I believe that we must grow green jobs in Hawaii by investing heavily in renewable energy – especially battery storage capacity – and instituting a carbon tax to disincentivize carbon emissions, especially from large fossil fuel emitters. I will also support efforts to begin a managed retreat from our shorelines in areas that will be impacted by sea level rise.
Sustainability further requires us to preserve culturally significant spaces, which is why I will work to protect our aina and water resources from being commodified by corporations at the expense of Hawaii’s indigenous population.
10. What do you see as the most pressing issue facing your district? What will you do about it?
Our state’s exorbitant cost of living is the biggest issue facing my district. We have the highest housing, electricity and food prices in the nation. Despite those well-known problems, however, workers still fail to earn the wages necessary to pay their bills, while developers continually price housing units beyond the reach of working families.
We can’t pay lip service to addressing the cost of living through meager tax credits and incremental adjustments to the minimum wage. We need to institute major policy changes immediately to make Hawaii affordable for all who call our islands home.
I will work to create a living wage of at least $17/hour, establish paid family and sick leave, build truly affordable housing for those earning less than 60 percent of area median income, and implement measures to control our state’s rising cost of child care.
11. The coronavirus pandemic has exposed numerous flaws in Hawaii’s structure and systems, from outdated technology to economic disparity. If you could take this moment to reinvent Hawaii, to build on what we’ve learned and create a better state, a better way of doing things, what would you do? Please share One Big Idea you have for Hawaii. Be innovative, but be specific.
It’s time to deliver the schools our keiki deserve. Hawaii spends less on education than any other state when total tax dollars are considered. Our state’s teacher shortage has climbed to over 1,000 positions annually because of low teacher pay and bloated class sizes. Our students are mired in standardized tests, rather than immersed in real-life learning.

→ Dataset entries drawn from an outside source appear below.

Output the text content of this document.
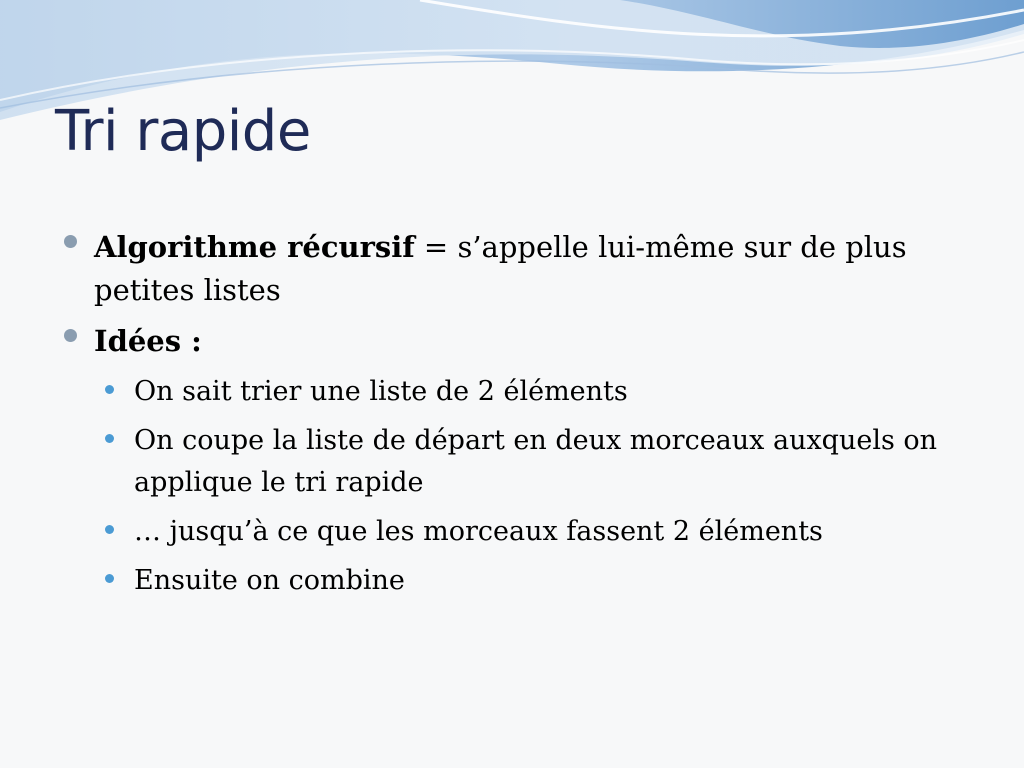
Tri rapide
Algorithme récursif = s’appelle lui-même sur de plus petites listes
Idées :
On sait trier une liste de 2 éléments
On coupe la liste de départ en deux morceaux auxquels on applique le tri rapide
… jusqu’à ce que les morceaux fassent 2 éléments
Ensuite on combine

As a long-time educator, I am committed to fully funding our education system. I will champion legislation to increase funding for public schools by at least $500 million per year by reintroducing a constitutional amendment to establish a surcharge on residential investment properties worth more than a million dollars.
The version of this amendment that was struck down by the Hawaii Supreme Court in 2018 contained changes incorporated by legislative leaders that made the measure ambiguous. I will reintroduce the language of the amendment that was originally proposed, which was specifically targeted toward high-end investment properties, clearly defined, and engineered to put our keiki’s future before the fortunes of real estate speculators.